Posted: August 23rd, 2009 | Author: | Filed under: Sola Scriptura | Tags: , , , | 2 Comments »

It’s not a very good title for this post, but I couldn’t really think of a good one. The idea, at least at the beginning of the Reformation, but also still expressed in many places today, was and is that Scripture could somehow provide the only thing necessary to maintain at least some sort of unity in the church. You didn’t need a magisterium. (I’m unclear how much awareness there was of Orthodoxy at the time of the Reformation. I notice that some churches created something similar to the conciliar model in their organizational structure, but they could have gotten that far just from reading the ancient writings of the church.) Speaking as someone who is shaped to most naturally perceive the failings and shortcomings of modern overarching narratives, the assumptions in this one are glaringly obvious to me. Sola scriptura assumes that people coming together with clear and rational minds under the guidance of the Holy Spirit will naturally perceive the plain truth of Scripture and be bound together as one by their common acceptance of that rational truth.

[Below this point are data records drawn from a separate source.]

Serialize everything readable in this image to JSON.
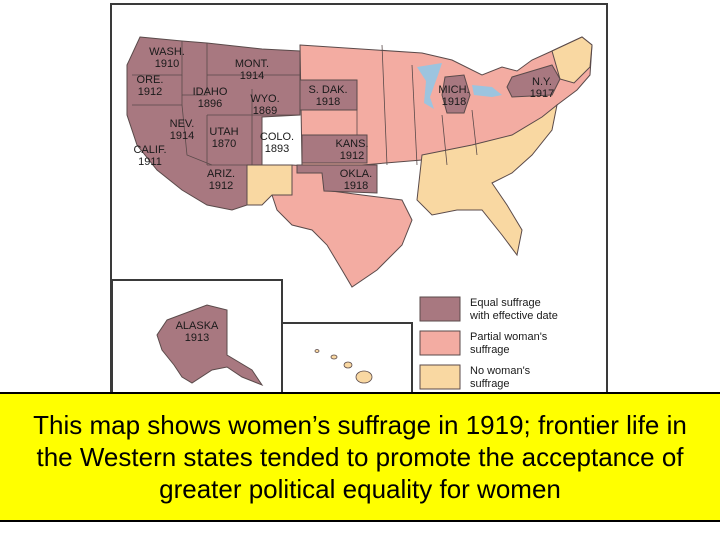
{
  "colors": {
    "equal": "#a87880",
    "partial": "#f3aca2",
    "none": "#f9d8a2",
    "border": "#5a4a4a",
    "water": "#9cc4df",
    "caption_bg": "#ffff00"
  },
  "legend": [
    {
      "category": "equal",
      "line1": "Equal suffrage",
      "line2": "with effective date"
    },
    {
      "category": "partial",
      "line1": "Partial woman's",
      "line2": "suffrage"
    },
    {
      "category": "none",
      "line1": "No woman's",
      "line2": "suffrage"
    }
  ],
  "states": [
    {
      "name": "WASH.",
      "year": "1910",
      "category": "equal"
    },
    {
      "name": "ORE.",
      "year": "1912",
      "category": "equal"
    },
    {
      "name": "CALIF.",
      "year": "1911",
      "category": "equal"
    },
    {
      "name": "IDAHO",
      "year": "1896",
      "category": "equal"
    },
    {
      "name": "NEV.",
      "year": "1914",
      "category": "equal"
    },
    {
      "name": "MONT.",
      "year": "1914",
      "category": "equal"
    },
    {
      "name": "WYO.",
      "year": "1869",
      "category": "equal"
    },
    {
      "name": "UTAH",
      "year": "1870",
      "category": "equal"
    },
    {
      "name": "COLO.",
      "year": "1893",
      "category": "equal"
    },
    {
      "name": "ARIZ.",
      "year": "1912",
      "category": "equal"
    },
    {
      "name": "S. DAK.",
      "year": "1918",
      "category": "equal"
    },
    {
      "name": "KANS.",
      "year": "1912",
      "category": "equal"
    },
    {
      "name": "OKLA.",
      "year": "1918",
      "category": "equal"
    },
    {
      "name": "MICH.",
      "year": "1918",
      "category": "equal"
    },
    {
      "name": "N.Y.",
      "year": "1917",
      "category": "equal"
    },
    {
      "name": "ALASKA",
      "year": "1913",
      "category": "equal"
    }
  ],
  "caption": "This map shows women’s suffrage in 1919; frontier life in the Western states tended to promote the acceptance of greater political equality for women"
}
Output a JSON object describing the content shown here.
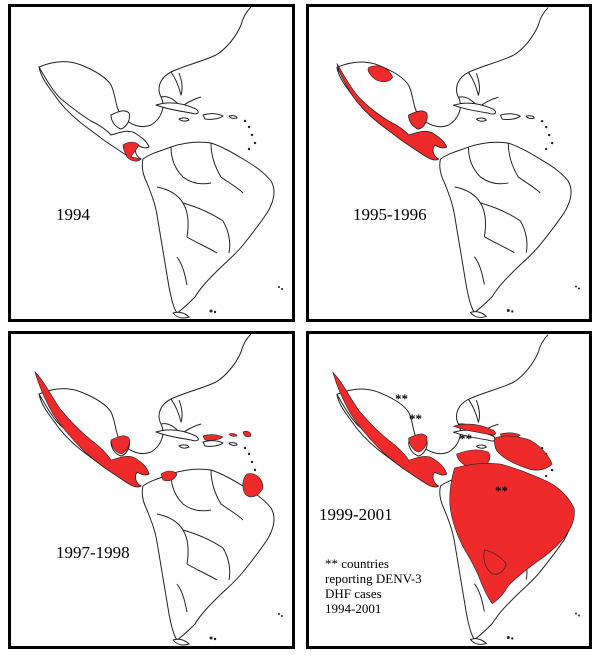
{
  "panels": [
    {
      "id": "p1",
      "label": "1994"
    },
    {
      "id": "p2",
      "label": "1995-1996"
    },
    {
      "id": "p3",
      "label": "1997-1998"
    },
    {
      "id": "p4",
      "label": "1999-2001"
    }
  ],
  "markers": {
    "symbol": "**"
  },
  "legend": {
    "lines": [
      "** countries",
      "reporting DENV-3",
      "DHF cases",
      "1994-2001"
    ]
  },
  "colors": {
    "affected": "#ee2a2a",
    "outline": "#222222"
  }
}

It’s a nice idea if people actually worked that way. But they don’t. And as a result, we have over 30,000 distinct, countable Protestant denominations and non-denominations today. That result was inevitable as soon as rational agreement on the interpretation of a text was made the basis for unity. Our radical Christian pluralism makes a mockery of Jesus’ prayer.

I do not pray for these alone, but also for those who will believe in Me through their word; that they all may be one, as You, Father, are in Me, and I in you; they also may be one in Us, that the world may believe that You sent Me.

I don’t find the growing unbelief, especially of the Western world, at all surprising. What Jesus and what God do people believe? Calvin’s? The Baptist one? (And which Baptist? We’re probably responsible for a sizeable number of that 30k count.) Church of Christ? Lutheran? The list goes on and on. You can’t say that everyone describes the same God. Not if God consists of three actual persons rather than being an abstract idea. They use many of the same words, but when you scratch much below the surface at all, they don’t use the words the same way. And they don’t describe even vaguely similar persons. Piper’s God who is responsible for tornados striking churches, bridges falling down, and probably hurricanes destroying cities doesn’t bear much resemblance to the God who is love, who is light, in whom is no darkness. If you think all Protestants are describing the same God, you really haven’t paid close attention to the God they actually do describe in both word and deed.

I’ve noticed a tendency to assert that earlier approaches have not “worked” as some sort of justification for Protestant pluralism. It’s an odd little game of don’t look at my failings, they have problems too. Aside from the fact that at the core, it doesn’t really matter what others have done, the question is: What have you done? Focus on that first before the failings of others. Moreover it’s simply a false reconstruction of church history.

Yes, there have been problems, heresies, and schisms over the centuries. Lots of them. People behaving badly and the whole nine yards. Nevertheless, over the course of the first fifteen hundred years, the church experienced just three broad, enduring schisms. The heresies and smaller schisms? They tended to either die out or be healed over time and communion restored. The three enduring ones (to this day) are the schism over Chalcedon and the later schism between Rome and the rest of the Eastern church. Both of them were as tied to political realities of the Roman Empire as to anything else. Nor were they simple or unified in reason or development. Some were at least in part the result of geographic distance and realities of culture and language. For instance, in the schism over Chalcedon, none of the Armenian bishops could travel to the council because of a war with Persia. They were not native Greek speakers and when word of the council and its decision reached them, their bishops interpreted it as a resurgence of Nestorianism and condemned it accordingly.

Over the long haul, for fifteen hundred years, the church actually did a pretty good job of maintaining unity. Sola scriptura has not over a much shorter period of time. In fact, Protestantism has so splintered the church that those within it have largely ceased to believe that visible oneness even matters at all. Where people do concede that perhaps it was important to Jesus, they generally can’t imagine how it could ever be done. Heck, I’m with them. I don’t have the slightest clue how to put Humpty Dumpty back together again. But we need to at least start trying to move that direction.

Seems like as good a spot as any to end this series.